Sir: Chiswick (Psychiatric Bulletin, August 2001, 25, 282-283) has captured the essence of the proposed Mental Health Act reforms with regard to dangerous and severe personality disorder (DSPD).

The existing Mental Health Act always gave clinicians the power to detain patients with psychopathic disorder in a hospital for treatment if the patient was thought to present risks to others. Treatment of patients with psychopathic disorder is stressful because of the difficulties in treating them, the resources they take up, the strong countertransference reactions these patients evoke and the staff burnout that they cause. Therefore, understandably, clinicians resort to a narrow interpretation of the ‘treatability test’.

In the proposed reforms, the emphasis is on the fact that this group of patients needs treatment and that the interpretation of the treatability test needs to be a broad one.

The main arguments put forward by clinicians against the proposals are that (a) patients who are not treatable should not be detained and (b) it is unethical to detain patients for public protection alone.
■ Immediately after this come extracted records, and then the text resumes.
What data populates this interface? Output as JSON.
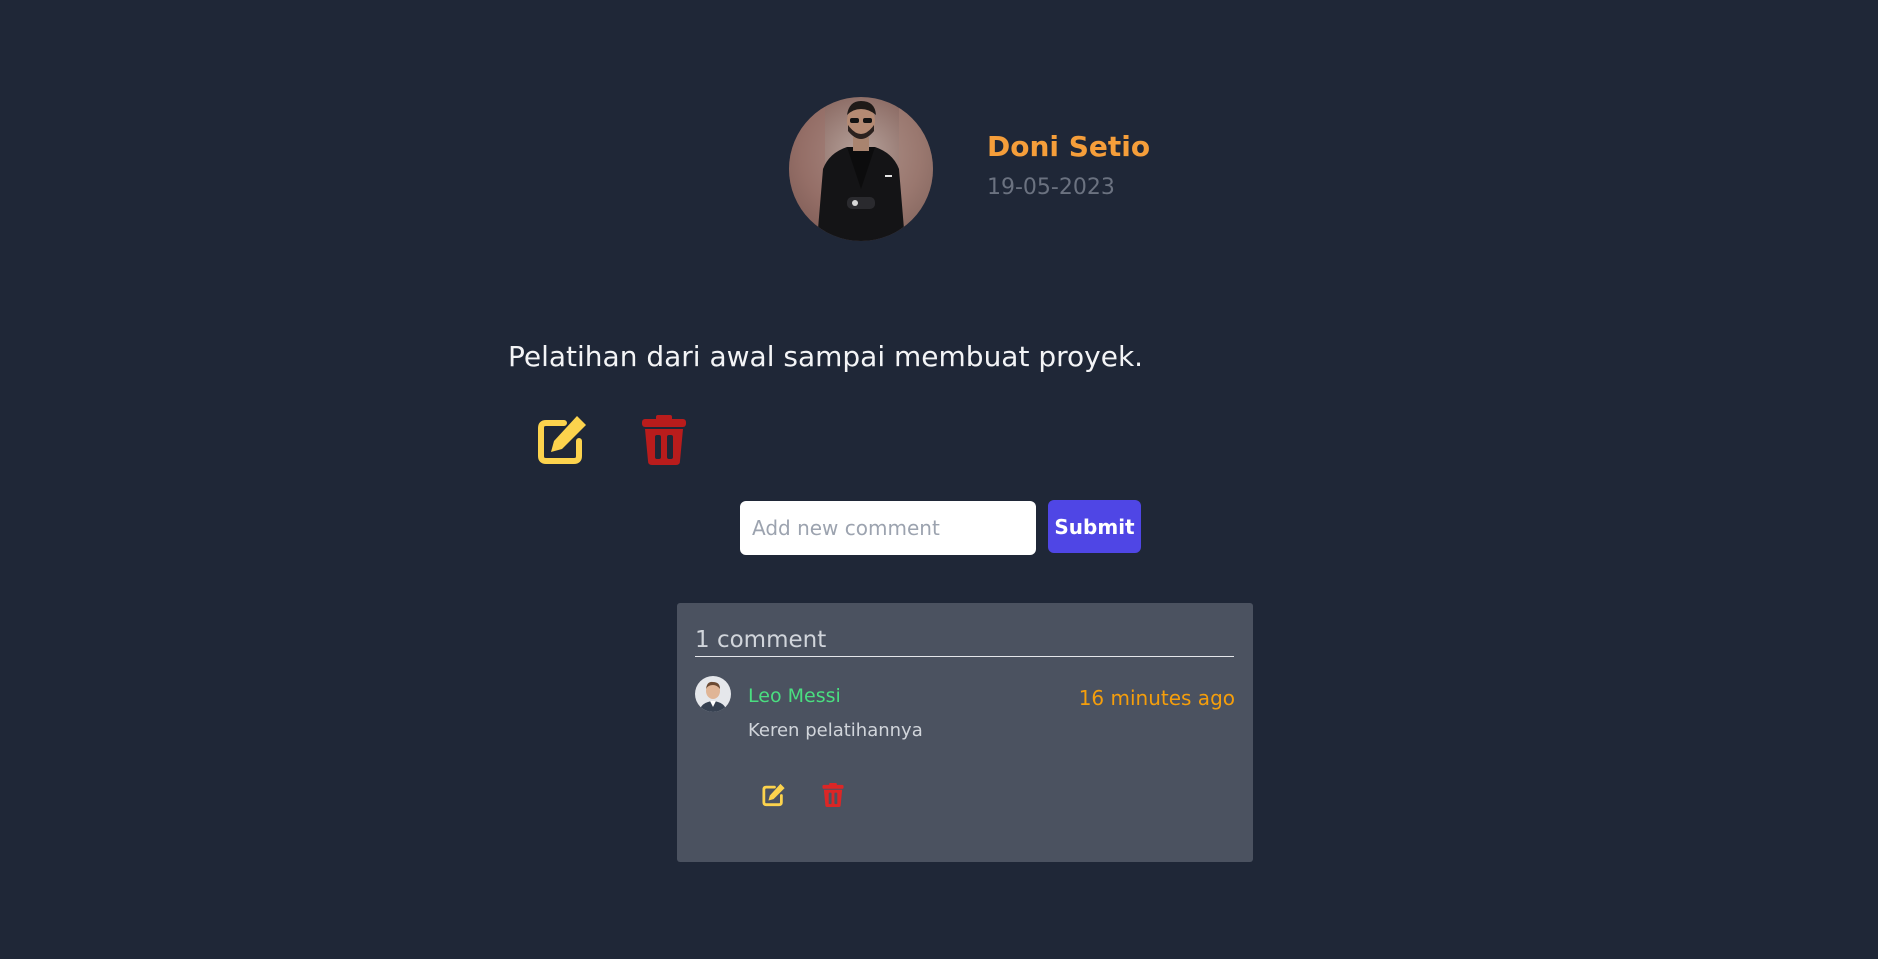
{
  "post": {
    "author_name": "Doni Setio",
    "date": "19-05-2023",
    "content": "Pelatihan dari awal sampai membuat proyek.",
    "edit_icon": "edit-icon",
    "delete_icon": "trash-icon"
  },
  "comment_form": {
    "placeholder": "Add new comment",
    "submit_label": "Submit"
  },
  "comments": {
    "count_label": "1 comment",
    "items": [
      {
        "author": "Leo Messi",
        "time": "16 minutes ago",
        "text": "Keren pelatihannya",
        "edit_icon": "edit-icon",
        "delete_icon": "trash-icon"
      }
    ]
  },
  "colors": {
    "background": "#1f2737",
    "author_name": "#f59e3a",
    "edit_icon": "#fcd34d",
    "delete_icon": "#b91c1c",
    "submit_button": "#4f46e5",
    "comment_panel": "#4b5260",
    "comment_author": "#4ade80",
    "comment_time": "#f59e0b"
  }
}
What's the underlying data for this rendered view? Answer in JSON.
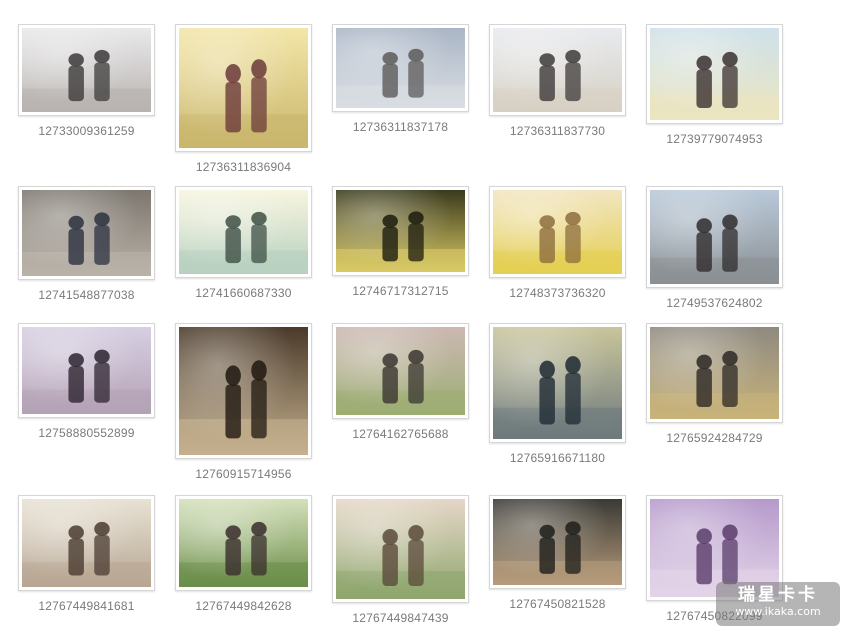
{
  "gallery": {
    "items": [
      {
        "caption": "12733009361259",
        "palette": [
          "#e9e9ea",
          "#b8b3b0",
          "#3c3a3a"
        ],
        "subject": "couple-embrace"
      },
      {
        "caption": "12736311836904",
        "palette": [
          "#f3e6a8",
          "#c9b66c",
          "#6b3a3a"
        ],
        "subject": "couple-crouching"
      },
      {
        "caption": "12736311837178",
        "palette": [
          "#aab6c6",
          "#d9dde2",
          "#5c5a5a"
        ],
        "subject": "couple-sky"
      },
      {
        "caption": "12736311837730",
        "palette": [
          "#e8eaee",
          "#d7d1c4",
          "#3d3a3a"
        ],
        "subject": "couple-beach-walk"
      },
      {
        "caption": "12739779074953",
        "palette": [
          "#cfe1ea",
          "#ebe5bf",
          "#3b3030"
        ],
        "subject": "couple-piggyback"
      },
      {
        "caption": "12741548877038",
        "palette": [
          "#7d7770",
          "#b9b2a8",
          "#2c3140"
        ],
        "subject": "couple-kiss"
      },
      {
        "caption": "12741660687330",
        "palette": [
          "#f7f5df",
          "#b7d0bf",
          "#3e4f45"
        ],
        "subject": "couple-sunlight"
      },
      {
        "caption": "12746717312715",
        "palette": [
          "#3a3a1c",
          "#d8c965",
          "#1c1b0e"
        ],
        "subject": "couple-fog"
      },
      {
        "caption": "12748373736320",
        "palette": [
          "#f2e5c0",
          "#e4cf52",
          "#8d6d3d"
        ],
        "subject": "flower-field"
      },
      {
        "caption": "12749537624802",
        "palette": [
          "#b9c9d9",
          "#8a8f93",
          "#2f2c2d"
        ],
        "subject": "couple-rocks"
      },
      {
        "caption": "12758880552899",
        "palette": [
          "#d7cfe2",
          "#b4a2b5",
          "#2d2430"
        ],
        "subject": "couple-bokeh"
      },
      {
        "caption": "12760915714956",
        "palette": [
          "#4a3a2a",
          "#c4b08e",
          "#201810"
        ],
        "subject": "couple-rain-street"
      },
      {
        "caption": "12764162765688",
        "palette": [
          "#cbb8b2",
          "#9dae73",
          "#3a3530"
        ],
        "subject": "couple-riverbank"
      },
      {
        "caption": "12765916671180",
        "palette": [
          "#c9c59b",
          "#6e7a7d",
          "#1f2a33"
        ],
        "subject": "beach-silhouette"
      },
      {
        "caption": "12765924284729",
        "palette": [
          "#8f8a80",
          "#c8b37a",
          "#2d2825"
        ],
        "subject": "couple-sunflare"
      },
      {
        "caption": "12767449841681",
        "palette": [
          "#e8e2d4",
          "#b7a693",
          "#4a3b30"
        ],
        "subject": "couple-bed"
      },
      {
        "caption": "12767449842628",
        "palette": [
          "#d4e0ba",
          "#6b8e4a",
          "#3a2d2d"
        ],
        "subject": "couple-running"
      },
      {
        "caption": "12767449847439",
        "palette": [
          "#e5d7c7",
          "#8fa66e",
          "#5a4a3a"
        ],
        "subject": "couple-swing"
      },
      {
        "caption": "12767450821528",
        "palette": [
          "#3a3a35",
          "#b59b7b",
          "#1e1e1a"
        ],
        "subject": "couple-storefront"
      },
      {
        "caption": "12767450822099",
        "palette": [
          "#b59acb",
          "#e3d4e8",
          "#5a3d6a"
        ],
        "subject": "couple-reading"
      }
    ]
  },
  "watermark": {
    "title": "瑞星卡卡",
    "url": "www.ikaka.com"
  }
}
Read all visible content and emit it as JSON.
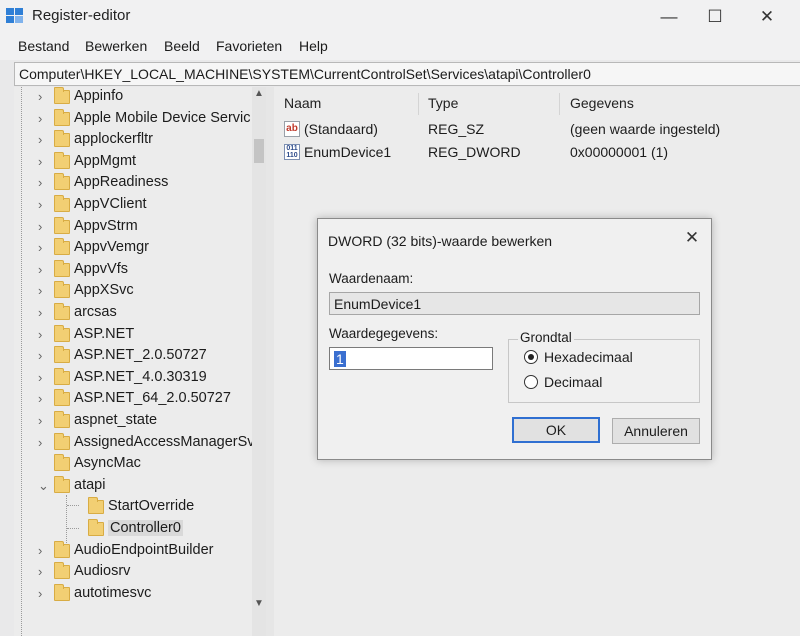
{
  "window": {
    "title": "Register-editor",
    "minimize": "—",
    "maximize": "☐",
    "close": "✕"
  },
  "menu": [
    "Bestand",
    "Bewerken",
    "Beeld",
    "Favorieten",
    "Help"
  ],
  "address": "Computer\\HKEY_LOCAL_MACHINE\\SYSTEM\\CurrentControlSet\\Services\\atapi\\Controller0",
  "tree": {
    "items": [
      {
        "label": "Appinfo",
        "expander": "›",
        "child": false
      },
      {
        "label": "Apple Mobile Device Servic",
        "expander": "›",
        "child": false
      },
      {
        "label": "applockerfltr",
        "expander": "›",
        "child": false
      },
      {
        "label": "AppMgmt",
        "expander": "›",
        "child": false
      },
      {
        "label": "AppReadiness",
        "expander": "›",
        "child": false
      },
      {
        "label": "AppVClient",
        "expander": "›",
        "child": false
      },
      {
        "label": "AppvStrm",
        "expander": "›",
        "child": false
      },
      {
        "label": "AppvVemgr",
        "expander": "›",
        "child": false
      },
      {
        "label": "AppvVfs",
        "expander": "›",
        "child": false
      },
      {
        "label": "AppXSvc",
        "expander": "›",
        "child": false
      },
      {
        "label": "arcsas",
        "expander": "›",
        "child": false
      },
      {
        "label": "ASP.NET",
        "expander": "›",
        "child": false
      },
      {
        "label": "ASP.NET_2.0.50727",
        "expander": "›",
        "child": false
      },
      {
        "label": "ASP.NET_4.0.30319",
        "expander": "›",
        "child": false
      },
      {
        "label": "ASP.NET_64_2.0.50727",
        "expander": "›",
        "child": false
      },
      {
        "label": "aspnet_state",
        "expander": "›",
        "child": false
      },
      {
        "label": "AssignedAccessManagerSv",
        "expander": "›",
        "child": false
      },
      {
        "label": "AsyncMac",
        "expander": "",
        "child": false
      },
      {
        "label": "atapi",
        "expander": "⌄",
        "child": false
      },
      {
        "label": "StartOverride",
        "expander": "",
        "child": true
      },
      {
        "label": "Controller0",
        "expander": "",
        "child": true,
        "selected": true
      },
      {
        "label": "AudioEndpointBuilder",
        "expander": "›",
        "child": false
      },
      {
        "label": "Audiosrv",
        "expander": "›",
        "child": false
      },
      {
        "label": "autotimesvc",
        "expander": "›",
        "child": false
      }
    ],
    "scroll_up": "▲",
    "scroll_down": "▼"
  },
  "list": {
    "headers": {
      "name": "Naam",
      "type": "Type",
      "data": "Gegevens"
    },
    "rows": [
      {
        "icon": "string-value-icon",
        "icon_text": "ab",
        "name": "(Standaard)",
        "type": "REG_SZ",
        "data": "(geen waarde ingesteld)"
      },
      {
        "icon": "binary-value-icon",
        "icon_text": "011 110",
        "name": "EnumDevice1",
        "type": "REG_DWORD",
        "data": "0x00000001 (1)"
      }
    ]
  },
  "dialog": {
    "title": "DWORD (32 bits)-waarde bewerken",
    "close": "✕",
    "value_name_label": "Waardenaam:",
    "value_name": "EnumDevice1",
    "value_data_label": "Waardegegevens:",
    "value_data": "1",
    "base_label": "Grondtal",
    "base_options": [
      "Hexadecimaal",
      "Decimaal"
    ],
    "base_selected": "Hexadecimaal",
    "ok": "OK",
    "cancel": "Annuleren"
  },
  "colors": {
    "folder": "#f2cf73",
    "default_button_border": "#2f6fd1",
    "selection": "#3a6fd0"
  }
}
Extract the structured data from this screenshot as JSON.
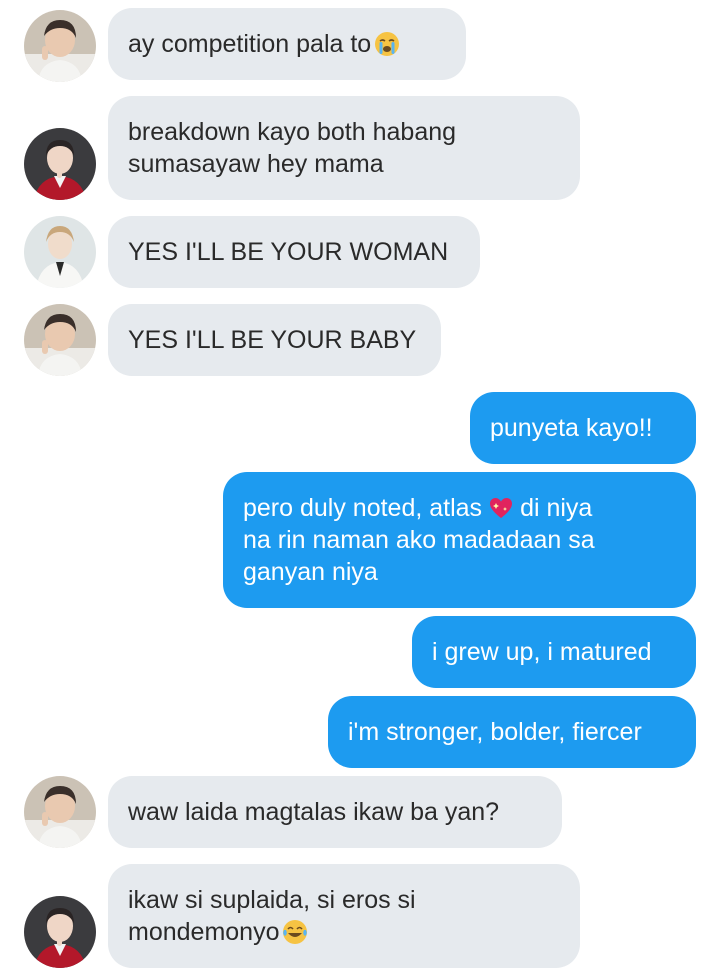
{
  "colors": {
    "incoming_bubble": "#e6eaee",
    "outgoing_bubble": "#1d9bf0",
    "incoming_text": "#2a2a2a",
    "outgoing_text": "#ffffff"
  },
  "messages": [
    {
      "direction": "incoming",
      "avatar": "avatar-beige-portrait",
      "lines": [
        "ay competition pala to"
      ],
      "emoji": "loudly-crying-face-emoji"
    },
    {
      "direction": "incoming",
      "avatar": "avatar-red-jacket-portrait",
      "lines": [
        "breakdown kayo both habang",
        "sumasayaw hey mama"
      ]
    },
    {
      "direction": "incoming",
      "avatar": "avatar-white-suit-portrait",
      "lines": [
        "YES I'LL BE YOUR WOMAN"
      ]
    },
    {
      "direction": "incoming",
      "avatar": "avatar-beige-portrait",
      "lines": [
        "YES I'LL BE YOUR BABY"
      ]
    },
    {
      "direction": "outgoing",
      "lines": [
        "punyeta kayo!!"
      ]
    },
    {
      "direction": "outgoing",
      "lines": [
        "pero duly noted, atlas",
        "di niya",
        "na rin naman ako madadaan sa",
        "ganyan niya"
      ],
      "emoji": "sparkling-heart-emoji"
    },
    {
      "direction": "outgoing",
      "lines": [
        "i grew up, i matured"
      ]
    },
    {
      "direction": "outgoing",
      "lines": [
        "i'm stronger, bolder, fiercer"
      ]
    },
    {
      "direction": "incoming",
      "avatar": "avatar-beige-portrait",
      "lines": [
        "waw laida magtalas ikaw ba yan?"
      ]
    },
    {
      "direction": "incoming",
      "avatar": "avatar-red-jacket-portrait",
      "lines": [
        "ikaw si suplaida, si eros si",
        "mondemonyo"
      ],
      "emoji": "tears-of-joy-emoji"
    }
  ]
}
Taking the first argument about treatability of psychopathy, there is a lot of evidence in the literature that psychopathy can be a difficult condition to treat, but not entirely untreatable.

As to whether it is unethical to detain patients when they pose a risk to others, it can be argued that because of the high probability of their offending, patients with DSPD run a high risk of being imprisoned and being the victims of retaliation by others and therefore detention in hospital prevents offending behaviour and protects them from the consequences thereof.

If we as clinicians refuse to treat people who are clearly unwell and distressed, we would be failing in our duty of care and pushing these vulnerable patients into the criminal justice system.

Since it seems inevitable that the proposals will become law, we should be fighting for more resources to be able to deliver the services this group of patients need.